Faye Street ran cattle in the Kootenays for three decades, a lifestyle that allowed her to put fresh, homegrown food on the table. "My kids never ate store-bought bread. I made my own butter," she says with undisguised pride.
Ms. Street is a second-generation farmer, and she and her husband expected to hand over the ranch to their sons when they retired. "It is a great life, it's a wonderful way to raise children," she said. "We'd [work] for 14, 16 hours a day up in the mountains in the summertime … Then you'd come in at night and eat quality food."
But her boys would have none of it. "They both just looked at us and said, 'Are you crazy? You work like dogs and never make any money.'"
All around the valley, Ms. Street has watched farmers and ranchers give up the fight. She says the province needs to help sustain agriculture – not by protecting every inch of farmland, but by allowing producers more flexibility to make a living.
She hopes that Bill Bennett, the minister responsible for a "core review" of government operations, will do what no minister has dared do in 40-odd years: Wrangle the sacred cow that is the province's Agricultural Land Reserve.
Mr. Bennett could introduce legislation as early as this week to change the ALR and its governing body.
Late last year, a leaked document suggested Mr. Bennett was preparing major changes to the management of protected farmland in B.C. It touched off a political furor. At that time, Mr. Bennett insisted he has no plans to take over the independent agency that has managed 4.7 million hectares of agricultural land in B.C. since the reserve was established in 1972.
But in a recent interview, he was clear he's ready to make changes to the mandate of the Agricultural Land Commission.
In Mr. Bennett's mind, there are two distinct farming regions in B.C. There are the rich lands of the Fraser Valley and around Metro Vancouver, where there is constant pressure from encroaching real estate development.
That still appears to be untouchable, in his mind. But then there is the rest of the province, to the north and east of the District of Hope.
"When the reserve was created, the further away from the Fraser Valley and the Lower Mainland the government got, the less care, attention and resources went into drawing those boundaries," Mr. Bennett said.
"The starting point for people who live beyond Hope, in rural British Columbia, is that there is a bunch of land in there that never should have been there in the first place. What's wrong with having a look at that?"
The ALC is looking at those boundaries, however. Over the past two years it has reviewed boundaries that define protected farmland around the province.
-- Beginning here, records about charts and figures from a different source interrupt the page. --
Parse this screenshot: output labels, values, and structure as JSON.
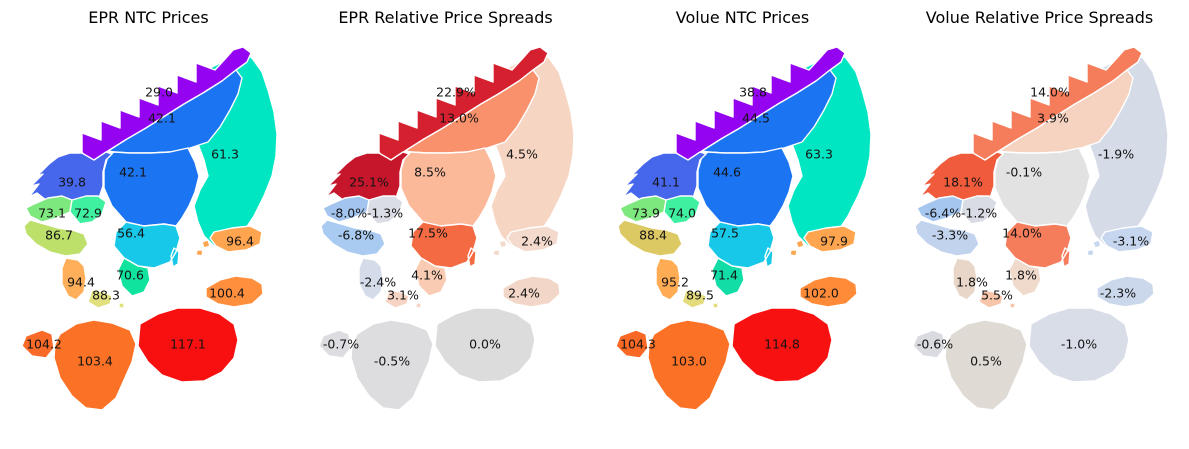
{
  "figure": {
    "background": "#ffffff",
    "label_color": "#141414"
  },
  "chart_data": [
    {
      "type": "choropleth-map",
      "title": "EPR NTC Prices",
      "value_kind": "price",
      "colormap": "rainbow",
      "regions": [
        {
          "id": "FI",
          "label": "61.3",
          "value": 61.3,
          "color": "#00E5C2"
        },
        {
          "id": "NO4",
          "label": "29.0",
          "value": 29.0,
          "color": "#9404F0"
        },
        {
          "id": "SE1",
          "label": "42.1",
          "value": 42.1,
          "color": "#1B74F2"
        },
        {
          "id": "SE2",
          "label": "42.1",
          "value": 42.1,
          "color": "#1B74F2"
        },
        {
          "id": "NO3",
          "label": "39.8",
          "value": 39.8,
          "color": "#4667EC"
        },
        {
          "id": "NO5",
          "label": "73.1",
          "value": 73.1,
          "color": "#7DE87D"
        },
        {
          "id": "NO1",
          "label": "72.9",
          "value": 72.9,
          "color": "#3EF0A0"
        },
        {
          "id": "NO2",
          "label": "86.7",
          "value": 86.7,
          "color": "#BCE06A"
        },
        {
          "id": "SE3",
          "label": "56.4",
          "value": 56.4,
          "color": "#18C8E8"
        },
        {
          "id": "SE4",
          "label": "70.6",
          "value": 70.6,
          "color": "#0FE39E"
        },
        {
          "id": "DK1",
          "label": "94.4",
          "value": 94.4,
          "color": "#FFAE59"
        },
        {
          "id": "DK2",
          "label": "88.3",
          "value": 88.3,
          "color": "#E2DF7E"
        },
        {
          "id": "EE",
          "label": "96.4",
          "value": 96.4,
          "color": "#FFA44F"
        },
        {
          "id": "LV",
          "label": "100.4",
          "value": 100.4,
          "color": "#FF8F3D"
        },
        {
          "id": "PL",
          "label": "117.1",
          "value": 117.1,
          "color": "#F80F0F"
        },
        {
          "id": "DE",
          "label": "103.4",
          "value": 103.4,
          "color": "#FB7226"
        },
        {
          "id": "NL",
          "label": "104.2",
          "value": 104.2,
          "color": "#FB6A28"
        }
      ]
    },
    {
      "type": "choropleth-map",
      "title": "EPR Relative Price Spreads",
      "value_kind": "percent",
      "colormap": "red-blue-diverging",
      "regions": [
        {
          "id": "FI",
          "label": "4.5%",
          "value": 4.5,
          "color": "#F7D5C3"
        },
        {
          "id": "NO4",
          "label": "22.9%",
          "value": 22.9,
          "color": "#D5202F"
        },
        {
          "id": "SE1",
          "label": "13.0%",
          "value": 13.0,
          "color": "#F9916C"
        },
        {
          "id": "SE2",
          "label": "8.5%",
          "value": 8.5,
          "color": "#FBB99A"
        },
        {
          "id": "NO3",
          "label": "25.1%",
          "value": 25.1,
          "color": "#C5162B"
        },
        {
          "id": "NO5",
          "label": "-8.0%",
          "value": -8.0,
          "color": "#A2C4EE"
        },
        {
          "id": "NO1",
          "label": "-1.3%",
          "value": -1.3,
          "color": "#DADDE6"
        },
        {
          "id": "NO2",
          "label": "-6.8%",
          "value": -6.8,
          "color": "#A9CBF1"
        },
        {
          "id": "SE3",
          "label": "17.5%",
          "value": 17.5,
          "color": "#F46A42"
        },
        {
          "id": "SE4",
          "label": "4.1%",
          "value": 4.1,
          "color": "#F9CBB2"
        },
        {
          "id": "DK1",
          "label": "-2.4%",
          "value": -2.4,
          "color": "#D4DCEA"
        },
        {
          "id": "DK2",
          "label": "3.1%",
          "value": 3.1,
          "color": "#F6D3C2"
        },
        {
          "id": "EE",
          "label": "2.4%",
          "value": 2.4,
          "color": "#F3DACD"
        },
        {
          "id": "LV",
          "label": "2.4%",
          "value": 2.4,
          "color": "#F2D6C8"
        },
        {
          "id": "PL",
          "label": "0.0%",
          "value": 0.0,
          "color": "#DCDCDC"
        },
        {
          "id": "DE",
          "label": "-0.5%",
          "value": -0.5,
          "color": "#DDDDDF"
        },
        {
          "id": "NL",
          "label": "-0.7%",
          "value": -0.7,
          "color": "#DDDDE1"
        }
      ]
    },
    {
      "type": "choropleth-map",
      "title": "Volue NTC Prices",
      "value_kind": "price",
      "colormap": "rainbow",
      "regions": [
        {
          "id": "FI",
          "label": "63.3",
          "value": 63.3,
          "color": "#00E5C2"
        },
        {
          "id": "NO4",
          "label": "38.8",
          "value": 38.8,
          "color": "#9404F0"
        },
        {
          "id": "SE1",
          "label": "44.5",
          "value": 44.5,
          "color": "#1B74F2"
        },
        {
          "id": "SE2",
          "label": "44.6",
          "value": 44.6,
          "color": "#1B74F2"
        },
        {
          "id": "NO3",
          "label": "41.1",
          "value": 41.1,
          "color": "#4667EC"
        },
        {
          "id": "NO5",
          "label": "73.9",
          "value": 73.9,
          "color": "#7DE87D"
        },
        {
          "id": "NO1",
          "label": "74.0",
          "value": 74.0,
          "color": "#3EF0A0"
        },
        {
          "id": "NO2",
          "label": "88.4",
          "value": 88.4,
          "color": "#DDC963"
        },
        {
          "id": "SE3",
          "label": "57.5",
          "value": 57.5,
          "color": "#18C8E8"
        },
        {
          "id": "SE4",
          "label": "71.4",
          "value": 71.4,
          "color": "#12DDA6"
        },
        {
          "id": "DK1",
          "label": "95.2",
          "value": 95.2,
          "color": "#FFAC55"
        },
        {
          "id": "DK2",
          "label": "89.5",
          "value": 89.5,
          "color": "#E4DC7C"
        },
        {
          "id": "EE",
          "label": "97.9",
          "value": 97.9,
          "color": "#FFA44F"
        },
        {
          "id": "LV",
          "label": "102.0",
          "value": 102.0,
          "color": "#FF8B38"
        },
        {
          "id": "PL",
          "label": "114.8",
          "value": 114.8,
          "color": "#F81111"
        },
        {
          "id": "DE",
          "label": "103.0",
          "value": 103.0,
          "color": "#FB7226"
        },
        {
          "id": "NL",
          "label": "104.3",
          "value": 104.3,
          "color": "#FA6826"
        }
      ]
    },
    {
      "type": "choropleth-map",
      "title": "Volue Relative Price Spreads",
      "value_kind": "percent",
      "colormap": "red-blue-diverging",
      "regions": [
        {
          "id": "FI",
          "label": "-1.9%",
          "value": -1.9,
          "color": "#D5DCE8"
        },
        {
          "id": "NO4",
          "label": "14.0%",
          "value": 14.0,
          "color": "#F57D5B"
        },
        {
          "id": "SE1",
          "label": "3.9%",
          "value": 3.9,
          "color": "#F5D3C0"
        },
        {
          "id": "SE2",
          "label": "-0.1%",
          "value": -0.1,
          "color": "#E3E2E3"
        },
        {
          "id": "NO3",
          "label": "18.1%",
          "value": 18.1,
          "color": "#EF5B3B"
        },
        {
          "id": "NO5",
          "label": "-6.4%",
          "value": -6.4,
          "color": "#A5C6EF"
        },
        {
          "id": "NO1",
          "label": "-1.2%",
          "value": -1.2,
          "color": "#D9DCE5"
        },
        {
          "id": "NO2",
          "label": "-3.3%",
          "value": -3.3,
          "color": "#C2D3ED"
        },
        {
          "id": "SE3",
          "label": "14.0%",
          "value": 14.0,
          "color": "#F57D5B"
        },
        {
          "id": "SE4",
          "label": "1.8%",
          "value": 1.8,
          "color": "#EFDACC"
        },
        {
          "id": "DK1",
          "label": "1.8%",
          "value": 1.8,
          "color": "#E8D7C9"
        },
        {
          "id": "DK2",
          "label": "5.5%",
          "value": 5.5,
          "color": "#F6C5AA"
        },
        {
          "id": "EE",
          "label": "-3.1%",
          "value": -3.1,
          "color": "#C6D6EE"
        },
        {
          "id": "LV",
          "label": "-2.3%",
          "value": -2.3,
          "color": "#CBD8EC"
        },
        {
          "id": "PL",
          "label": "-1.0%",
          "value": -1.0,
          "color": "#D8DDE8"
        },
        {
          "id": "DE",
          "label": "0.5%",
          "value": 0.5,
          "color": "#DFDAD4"
        },
        {
          "id": "NL",
          "label": "-0.6%",
          "value": -0.6,
          "color": "#DADBE1"
        }
      ]
    }
  ]
}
For example last month, in the Elk Valley, it excluded 1,400 hectares of land from the ALR, and swapped it with 700 hectares of new, more productive farmland to be protected.
Lana Popham, the NDP MLA for Saanich South, said the problem does not lie within the commission, but in the government's failure to support farmers. The agriculture budget was cut by 25 per cent in 2009 – just as consumers were starting to catch on to the local food movement.
"There is no strategic plan to take advantage of this opportunity," she said. She expects Mr. Bennett will strip the commission of its real powers, leaving it just a shell so that the government can get on with its economic development plans unfettered by independent oversight.
"I can guarantee, the changes will not support farmers," she said.
Ms. Street sees no inconsistency with being both a defender of farmland, and an opponent of the present system. The commission has a mandate to protect the land in the reserve, a model that she describes as useless. The commission needs to preserve not just the land, but the farmers too.
"Our food-producing land should be sacred to everyone," she said. "We have lost half the food producers here in the Kootenay Valley. People need to wake up. You have to take care of the farmers, and they will take care of the land."